Vinhos de Carcavelos – o vinho fortificado da Região de Vinhos de Lisboa

Agora que o Natal se aproxima os vinhos fortificados que acompanham tão bem os doces da quadra festiva ganham uma outra relevância. Companheiros por excelência da família e da boa mesa Portuguesa eles figuram como parte indispensável de um bom fim de serão no Inverno. É neste contexto que o vinho de Carcavelos deve começar por ser conhecido por todos os apreciadores de vinhos generosos e não só.

De renome internacional e de tradição secular, o Vinho de Carcavelos detém qualidades reconhecidas e confirmadas pela Carta de Lei de 18 de Setembro de 1908, na qual foi definida a região demarcada, do concelho de Cascais, e pela parte da freguesia de Oeiras que é tradicionalmente reconhecida por produzir vinho generoso”, bem como os princípios gerais da sua produção e comercialização.

Ele pode ser harmonizado com várias iguarias típicas da culinária portuguesa. O vinho de Carcavelos fica bem a acompanhar queijos de meia cura, como os da ilha (nunca com os amanteigados), com o Bolo Rei, (fruit cake) as rabanadas e todos os frutos secos.

Já no séc. XIV, documentos selados com a chancela real, se referiam aos “bem cuidados vinhedos de Oeyras”. Depois, no século XVIII, com a ascensão de Sebastião José de Carvalho e Melo, Ministro do Reino, feito Conde de Oeiras em 15 de Julho de 1759 e posteriormente Marquês de Pombal, o vinho generoso de Carcavelos foi refinado na sua produção, face às qualidades fantásticas da sua quinta em Oeiras.

Relembre-se que o Marquês de Pombal foi quem consolidou a delimitação e classificação da região de vinhos do Douro em 1756. Portanto, toda a sua experiência seria aplicada aqui na sua propriedade e para a produção de um vinho fortificado.

No último quartel do século XVIII, era já um vinho prestigiado e conhecido das elites europeias.
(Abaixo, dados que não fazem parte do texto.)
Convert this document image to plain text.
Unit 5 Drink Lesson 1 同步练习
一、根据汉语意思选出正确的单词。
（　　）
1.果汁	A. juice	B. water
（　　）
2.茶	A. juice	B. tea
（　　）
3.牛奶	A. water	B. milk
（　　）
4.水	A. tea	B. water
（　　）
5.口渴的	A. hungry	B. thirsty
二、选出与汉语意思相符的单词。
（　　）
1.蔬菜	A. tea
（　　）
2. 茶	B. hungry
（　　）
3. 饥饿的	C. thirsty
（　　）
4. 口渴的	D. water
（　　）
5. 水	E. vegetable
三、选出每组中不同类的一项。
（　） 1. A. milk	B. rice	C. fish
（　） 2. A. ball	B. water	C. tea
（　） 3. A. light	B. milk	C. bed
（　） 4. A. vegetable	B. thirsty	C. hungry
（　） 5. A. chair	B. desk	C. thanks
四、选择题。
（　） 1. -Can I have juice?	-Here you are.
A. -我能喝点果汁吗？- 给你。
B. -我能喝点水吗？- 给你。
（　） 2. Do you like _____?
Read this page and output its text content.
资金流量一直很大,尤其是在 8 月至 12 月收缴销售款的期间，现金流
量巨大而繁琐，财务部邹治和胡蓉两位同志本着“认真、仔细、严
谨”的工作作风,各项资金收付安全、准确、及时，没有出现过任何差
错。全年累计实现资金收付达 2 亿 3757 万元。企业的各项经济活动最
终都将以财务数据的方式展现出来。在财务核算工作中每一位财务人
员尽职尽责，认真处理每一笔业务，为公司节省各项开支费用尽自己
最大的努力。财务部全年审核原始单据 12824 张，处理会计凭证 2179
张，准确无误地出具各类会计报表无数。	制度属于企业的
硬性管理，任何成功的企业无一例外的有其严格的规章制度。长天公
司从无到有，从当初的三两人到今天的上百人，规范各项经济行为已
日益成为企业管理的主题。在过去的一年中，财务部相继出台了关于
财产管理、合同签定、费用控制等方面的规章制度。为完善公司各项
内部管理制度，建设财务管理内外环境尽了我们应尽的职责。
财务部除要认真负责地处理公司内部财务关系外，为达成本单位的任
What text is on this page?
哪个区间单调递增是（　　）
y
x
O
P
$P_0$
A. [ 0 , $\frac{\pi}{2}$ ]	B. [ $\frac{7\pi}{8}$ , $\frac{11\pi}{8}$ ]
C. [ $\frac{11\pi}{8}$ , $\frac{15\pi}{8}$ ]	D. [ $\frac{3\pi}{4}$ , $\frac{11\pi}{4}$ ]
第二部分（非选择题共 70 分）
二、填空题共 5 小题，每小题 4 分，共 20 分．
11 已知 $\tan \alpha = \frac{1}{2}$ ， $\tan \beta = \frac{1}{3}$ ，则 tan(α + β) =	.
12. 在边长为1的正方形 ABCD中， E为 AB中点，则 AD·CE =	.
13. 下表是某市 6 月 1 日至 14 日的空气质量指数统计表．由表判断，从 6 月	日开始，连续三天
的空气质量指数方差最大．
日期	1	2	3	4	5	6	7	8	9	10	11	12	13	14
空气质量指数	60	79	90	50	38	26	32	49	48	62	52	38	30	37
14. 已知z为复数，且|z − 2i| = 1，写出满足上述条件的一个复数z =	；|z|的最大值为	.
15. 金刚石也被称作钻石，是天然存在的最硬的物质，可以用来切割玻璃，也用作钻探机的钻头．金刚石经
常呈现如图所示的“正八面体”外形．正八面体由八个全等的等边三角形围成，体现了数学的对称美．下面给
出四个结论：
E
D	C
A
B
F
A produção chegou a atingir 3.000 pipas nos primeiros anos de oitocentos, verificando-se intensa exportação, sobretudo através de Inglaterra, para mercados como a América do Norte, Índia e Austrália.

Reza a História que, a atestar a excelência do “Carcavelos”, estará uma valiosíssima oferta de D. José I, Rei de Portugal e dos Algarves, ao poderoso Imperador da China. Pois assim foi: através do embaixador português chegaram às mãos (e à boca) do dito imperador, duas esplêndidas garrafas de vinho “Carcavellos” proveniente da oeirense quinta agrícola do seu 1º ministro, o “ilustrado” Sebastião José. Parece que se seguiram muitas mais!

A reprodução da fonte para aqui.